In 1932 zond ze haar Eerste symfonie in bij de Wanamaker Foundation Awards en won prompt de eerste prijs. Het werk werd dankzij een bijdrage van $ 250 van Maude Roberts George op 15 juni 1933 uitgevoerd door het Chicago Symphony Orchestra geleid door Friedrich August (Frederick) Stock. In The Chicago Daily News kon men lezen: ‘It is a faultless work, a work that speaks its own message with restraint and yet with passion . . . worthy of a place in the regular symphonic repertory.'

Er zijn zo'n 100 liederen van haar hand gecatalogiseerd, waarvan een aantal het tot aanzienlijke populariteit brachten, waaronder My soul's been anchored in the Lord en Songs to the Dark Virgin. Dat laatste lied werd door de Chicago Daily News zelfs bestempeld als 'one of the greatest immediate successes won by an American song.'

Maar wie denkt dat haar Eerste prijswinnende symfonie een belangrijke doorbraak betekende, haar naam ook in het symfonisch domein voorgoed had gevestigd, heeft het mis. In 2009 vond men bij toeval in haar al jaren leegstaande en door regenwater aangetaste zomerhuis bij Chicago een schat aan vergeten en verloren gewaande partituren, waaronder de twee vioolconcerten. In al die jaren had niemand ernaar omgekeken. Price overleed in Chicago op 3 juni 1953.

Price heeft haar muzikale ontwikkeling als componiste vooral in het teken gesteld van de ‘verzoening' tussen de historische symfonische traditie en de wereld van de Afro-Amerikaanse folklore, de spiritual. ‘Verzoening' in overtreffende trap welteverstaan, want die ging gepaard met een ongekende creatieve synergie waardoor haar muziek – de woorden van Nézet-Séguin indachtig – een vaste plek verdient in de canon van de klassieke muziek.

Die spirituals spelen veelal ook een rol in haar symfonisch oeuvre, waaronder ook de uit 1945 stammende Vierde symfonie. Ze gaat er in haar werk op uiterste inventieve wijze mee om en bereikt daarmee de volmaakte synthese tussen de spirituele volksmuziek van het Zwarte Amerika en het negentiende-eeuwse Europees symfonisch idioom (met in de voorste gelederen daarvan Brahms en Dvorák), zowel naar vorm als naar inhoud.
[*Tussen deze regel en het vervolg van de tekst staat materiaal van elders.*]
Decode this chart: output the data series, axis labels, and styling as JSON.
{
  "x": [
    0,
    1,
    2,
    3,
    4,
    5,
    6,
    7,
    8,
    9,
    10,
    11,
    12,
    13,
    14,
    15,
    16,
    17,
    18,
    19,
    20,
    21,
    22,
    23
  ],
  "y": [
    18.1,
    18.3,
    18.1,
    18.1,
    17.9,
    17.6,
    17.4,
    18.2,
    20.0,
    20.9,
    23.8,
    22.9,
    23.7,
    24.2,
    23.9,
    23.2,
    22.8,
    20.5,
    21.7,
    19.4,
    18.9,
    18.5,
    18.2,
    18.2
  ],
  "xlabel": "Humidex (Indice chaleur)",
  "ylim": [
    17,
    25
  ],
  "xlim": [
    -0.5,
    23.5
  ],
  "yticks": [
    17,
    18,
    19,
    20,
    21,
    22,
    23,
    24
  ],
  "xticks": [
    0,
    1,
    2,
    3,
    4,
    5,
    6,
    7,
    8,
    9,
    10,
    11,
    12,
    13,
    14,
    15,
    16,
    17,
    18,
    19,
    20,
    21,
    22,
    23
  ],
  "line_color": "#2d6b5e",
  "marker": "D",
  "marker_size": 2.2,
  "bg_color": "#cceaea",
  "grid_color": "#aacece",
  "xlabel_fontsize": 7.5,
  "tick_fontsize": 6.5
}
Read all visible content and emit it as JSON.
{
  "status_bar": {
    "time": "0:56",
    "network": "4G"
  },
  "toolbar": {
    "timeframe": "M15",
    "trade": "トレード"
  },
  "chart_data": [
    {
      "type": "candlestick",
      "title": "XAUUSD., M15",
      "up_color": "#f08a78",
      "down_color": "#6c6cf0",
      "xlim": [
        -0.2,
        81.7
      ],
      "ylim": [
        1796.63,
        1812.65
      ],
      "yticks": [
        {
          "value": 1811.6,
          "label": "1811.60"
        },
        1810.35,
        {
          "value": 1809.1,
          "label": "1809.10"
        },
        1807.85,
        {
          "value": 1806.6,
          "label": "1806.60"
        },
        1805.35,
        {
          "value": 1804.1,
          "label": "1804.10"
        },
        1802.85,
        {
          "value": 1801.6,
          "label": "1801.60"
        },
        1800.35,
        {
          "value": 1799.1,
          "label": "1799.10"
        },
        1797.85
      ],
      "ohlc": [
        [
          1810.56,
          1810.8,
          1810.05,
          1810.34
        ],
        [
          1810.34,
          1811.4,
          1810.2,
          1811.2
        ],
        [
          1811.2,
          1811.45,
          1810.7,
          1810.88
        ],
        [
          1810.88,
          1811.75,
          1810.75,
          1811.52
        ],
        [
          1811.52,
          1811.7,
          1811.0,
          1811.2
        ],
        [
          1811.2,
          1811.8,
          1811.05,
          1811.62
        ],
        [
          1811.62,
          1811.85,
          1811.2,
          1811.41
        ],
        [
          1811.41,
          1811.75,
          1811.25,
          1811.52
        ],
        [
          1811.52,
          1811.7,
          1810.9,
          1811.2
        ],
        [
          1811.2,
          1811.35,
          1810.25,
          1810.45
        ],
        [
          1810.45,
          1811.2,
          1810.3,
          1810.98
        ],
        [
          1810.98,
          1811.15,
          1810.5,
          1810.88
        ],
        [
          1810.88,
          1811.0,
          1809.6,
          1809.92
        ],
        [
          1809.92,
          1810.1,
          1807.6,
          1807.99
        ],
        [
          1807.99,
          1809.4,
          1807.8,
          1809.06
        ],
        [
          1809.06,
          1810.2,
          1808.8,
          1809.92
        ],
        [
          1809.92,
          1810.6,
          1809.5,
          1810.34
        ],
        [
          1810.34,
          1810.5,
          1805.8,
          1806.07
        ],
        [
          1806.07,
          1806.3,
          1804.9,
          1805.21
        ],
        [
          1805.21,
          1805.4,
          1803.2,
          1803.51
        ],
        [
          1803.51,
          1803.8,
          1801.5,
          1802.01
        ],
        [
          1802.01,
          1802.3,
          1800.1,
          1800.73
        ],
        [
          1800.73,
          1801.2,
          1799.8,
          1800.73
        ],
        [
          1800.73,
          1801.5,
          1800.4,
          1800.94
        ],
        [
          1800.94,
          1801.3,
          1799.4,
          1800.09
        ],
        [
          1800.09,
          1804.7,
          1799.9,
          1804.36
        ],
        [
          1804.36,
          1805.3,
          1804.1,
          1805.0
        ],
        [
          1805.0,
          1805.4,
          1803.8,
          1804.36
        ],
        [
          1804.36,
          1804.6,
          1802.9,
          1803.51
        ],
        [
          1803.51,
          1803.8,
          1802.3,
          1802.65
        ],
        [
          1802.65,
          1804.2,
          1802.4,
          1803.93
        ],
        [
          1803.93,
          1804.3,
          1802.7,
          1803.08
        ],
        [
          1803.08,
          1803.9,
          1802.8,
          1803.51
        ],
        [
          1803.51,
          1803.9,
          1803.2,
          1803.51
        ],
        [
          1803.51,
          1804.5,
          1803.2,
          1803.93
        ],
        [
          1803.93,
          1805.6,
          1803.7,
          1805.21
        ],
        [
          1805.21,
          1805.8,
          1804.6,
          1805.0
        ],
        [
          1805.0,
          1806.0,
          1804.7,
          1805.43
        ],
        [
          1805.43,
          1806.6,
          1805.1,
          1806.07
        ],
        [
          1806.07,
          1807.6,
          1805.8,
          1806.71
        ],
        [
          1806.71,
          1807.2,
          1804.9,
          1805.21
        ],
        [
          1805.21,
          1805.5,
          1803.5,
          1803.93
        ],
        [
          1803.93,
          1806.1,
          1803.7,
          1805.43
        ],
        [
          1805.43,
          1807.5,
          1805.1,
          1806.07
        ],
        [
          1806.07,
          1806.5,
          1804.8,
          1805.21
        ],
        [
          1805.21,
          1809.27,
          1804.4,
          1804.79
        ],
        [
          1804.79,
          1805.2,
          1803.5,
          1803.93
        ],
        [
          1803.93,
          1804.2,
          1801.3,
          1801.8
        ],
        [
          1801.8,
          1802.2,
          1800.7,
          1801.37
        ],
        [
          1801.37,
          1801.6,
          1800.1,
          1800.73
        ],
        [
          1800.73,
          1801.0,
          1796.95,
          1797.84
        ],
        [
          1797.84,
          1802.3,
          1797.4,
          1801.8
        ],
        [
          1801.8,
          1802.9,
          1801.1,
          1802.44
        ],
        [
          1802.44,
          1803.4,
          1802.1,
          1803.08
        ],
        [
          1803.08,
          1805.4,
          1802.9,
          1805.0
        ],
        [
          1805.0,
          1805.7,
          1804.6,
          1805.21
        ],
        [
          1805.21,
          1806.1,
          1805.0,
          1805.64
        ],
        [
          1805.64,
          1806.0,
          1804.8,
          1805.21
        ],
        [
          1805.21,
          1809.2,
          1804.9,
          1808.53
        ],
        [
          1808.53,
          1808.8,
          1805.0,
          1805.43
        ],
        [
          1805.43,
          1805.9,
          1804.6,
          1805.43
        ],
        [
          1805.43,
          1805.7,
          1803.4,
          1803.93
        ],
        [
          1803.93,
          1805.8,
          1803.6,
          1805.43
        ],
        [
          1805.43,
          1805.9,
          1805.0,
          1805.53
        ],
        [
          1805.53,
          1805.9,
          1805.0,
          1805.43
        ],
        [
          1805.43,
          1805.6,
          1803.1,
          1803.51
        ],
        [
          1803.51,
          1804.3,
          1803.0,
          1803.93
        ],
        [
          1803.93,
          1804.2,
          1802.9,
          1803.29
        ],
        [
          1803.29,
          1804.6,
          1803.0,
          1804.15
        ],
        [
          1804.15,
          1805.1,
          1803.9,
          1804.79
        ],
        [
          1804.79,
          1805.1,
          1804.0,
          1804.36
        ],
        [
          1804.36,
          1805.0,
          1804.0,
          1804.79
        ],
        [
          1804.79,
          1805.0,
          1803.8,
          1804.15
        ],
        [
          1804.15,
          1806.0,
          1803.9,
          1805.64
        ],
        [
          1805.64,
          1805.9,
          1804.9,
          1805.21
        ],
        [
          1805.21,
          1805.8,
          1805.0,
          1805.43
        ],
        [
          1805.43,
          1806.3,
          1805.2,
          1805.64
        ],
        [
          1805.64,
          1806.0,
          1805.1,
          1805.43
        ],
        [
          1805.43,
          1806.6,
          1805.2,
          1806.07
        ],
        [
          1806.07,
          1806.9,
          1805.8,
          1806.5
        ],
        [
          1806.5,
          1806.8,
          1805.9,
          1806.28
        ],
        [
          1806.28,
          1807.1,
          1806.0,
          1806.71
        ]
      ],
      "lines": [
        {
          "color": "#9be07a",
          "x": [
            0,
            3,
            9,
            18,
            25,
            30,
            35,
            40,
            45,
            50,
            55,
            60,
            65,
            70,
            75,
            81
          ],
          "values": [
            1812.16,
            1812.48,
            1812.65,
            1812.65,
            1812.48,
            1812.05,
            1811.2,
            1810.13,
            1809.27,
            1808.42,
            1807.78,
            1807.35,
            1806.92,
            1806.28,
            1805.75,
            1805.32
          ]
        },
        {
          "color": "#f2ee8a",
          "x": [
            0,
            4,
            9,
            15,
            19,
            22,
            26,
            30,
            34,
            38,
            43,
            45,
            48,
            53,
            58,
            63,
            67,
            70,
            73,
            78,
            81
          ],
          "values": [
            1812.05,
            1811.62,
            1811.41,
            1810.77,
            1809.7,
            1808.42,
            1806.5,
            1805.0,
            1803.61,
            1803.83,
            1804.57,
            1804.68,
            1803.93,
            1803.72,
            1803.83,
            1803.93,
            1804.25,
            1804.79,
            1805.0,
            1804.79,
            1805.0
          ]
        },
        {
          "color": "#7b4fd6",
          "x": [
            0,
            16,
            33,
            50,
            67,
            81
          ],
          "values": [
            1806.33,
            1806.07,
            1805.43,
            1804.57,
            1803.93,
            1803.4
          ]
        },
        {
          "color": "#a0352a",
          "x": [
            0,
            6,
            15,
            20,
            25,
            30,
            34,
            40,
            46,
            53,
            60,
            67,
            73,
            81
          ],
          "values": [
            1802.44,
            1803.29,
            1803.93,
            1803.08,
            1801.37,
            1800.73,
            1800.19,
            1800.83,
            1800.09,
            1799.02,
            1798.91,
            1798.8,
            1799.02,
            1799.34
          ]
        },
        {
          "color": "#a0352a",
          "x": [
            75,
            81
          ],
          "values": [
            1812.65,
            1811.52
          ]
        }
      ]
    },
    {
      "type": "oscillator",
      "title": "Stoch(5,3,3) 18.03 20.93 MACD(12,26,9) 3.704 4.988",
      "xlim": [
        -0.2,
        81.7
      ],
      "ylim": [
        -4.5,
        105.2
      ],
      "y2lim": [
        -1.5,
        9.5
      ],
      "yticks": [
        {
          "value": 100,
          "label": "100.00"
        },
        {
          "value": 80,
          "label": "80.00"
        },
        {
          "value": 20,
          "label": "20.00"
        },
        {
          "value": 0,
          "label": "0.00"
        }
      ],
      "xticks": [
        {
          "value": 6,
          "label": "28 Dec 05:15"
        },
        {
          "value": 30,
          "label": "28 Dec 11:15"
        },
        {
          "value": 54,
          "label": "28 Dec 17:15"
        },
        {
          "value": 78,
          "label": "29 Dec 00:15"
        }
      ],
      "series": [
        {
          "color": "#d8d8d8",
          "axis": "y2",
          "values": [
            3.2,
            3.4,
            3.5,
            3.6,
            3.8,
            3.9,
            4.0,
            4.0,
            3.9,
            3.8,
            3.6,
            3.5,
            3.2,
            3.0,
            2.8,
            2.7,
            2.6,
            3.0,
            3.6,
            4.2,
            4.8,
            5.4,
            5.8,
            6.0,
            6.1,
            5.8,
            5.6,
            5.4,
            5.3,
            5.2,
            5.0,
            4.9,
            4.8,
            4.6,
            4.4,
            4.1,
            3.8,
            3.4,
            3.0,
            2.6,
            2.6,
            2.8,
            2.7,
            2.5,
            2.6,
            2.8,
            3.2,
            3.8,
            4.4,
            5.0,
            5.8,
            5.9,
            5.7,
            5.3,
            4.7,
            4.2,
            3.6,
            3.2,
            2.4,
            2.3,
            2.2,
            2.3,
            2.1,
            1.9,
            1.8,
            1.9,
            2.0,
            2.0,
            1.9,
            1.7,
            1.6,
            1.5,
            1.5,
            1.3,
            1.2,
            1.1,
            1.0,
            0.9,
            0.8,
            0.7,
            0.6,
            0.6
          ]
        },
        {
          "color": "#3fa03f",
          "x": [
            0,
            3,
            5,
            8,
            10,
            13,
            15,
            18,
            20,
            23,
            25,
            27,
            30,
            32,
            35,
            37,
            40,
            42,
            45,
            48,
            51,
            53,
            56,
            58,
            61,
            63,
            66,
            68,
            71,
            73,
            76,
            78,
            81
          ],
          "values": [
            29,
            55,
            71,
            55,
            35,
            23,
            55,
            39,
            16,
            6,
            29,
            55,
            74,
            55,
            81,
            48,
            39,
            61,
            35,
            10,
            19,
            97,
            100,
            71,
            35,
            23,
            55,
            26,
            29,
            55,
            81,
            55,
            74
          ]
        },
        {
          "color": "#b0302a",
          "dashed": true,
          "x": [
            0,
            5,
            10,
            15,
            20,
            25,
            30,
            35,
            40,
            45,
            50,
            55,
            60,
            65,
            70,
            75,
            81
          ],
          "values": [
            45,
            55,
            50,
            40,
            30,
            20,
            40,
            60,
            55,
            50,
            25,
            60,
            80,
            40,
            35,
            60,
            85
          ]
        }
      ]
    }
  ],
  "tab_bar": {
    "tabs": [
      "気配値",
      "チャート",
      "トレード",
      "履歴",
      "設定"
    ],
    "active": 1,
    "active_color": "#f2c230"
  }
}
Een representatief voorbeeld daarvan is het openingsdeel van de Vierde symfonie, waarin de spiritual Wade in the Water door haar aan een bijzonder knap uitgewerkte thematische ontwikkeling wordt onderworpen. Het daarop volgende Andante heeft als zangrijk fundament het bekende Largo uit Dvoráks Nieuwe Wereld, in 1922 door William Arms Fisher, een student van de Boheemse componist, 'gepromoveerd' tot de spiritual Goin' Home.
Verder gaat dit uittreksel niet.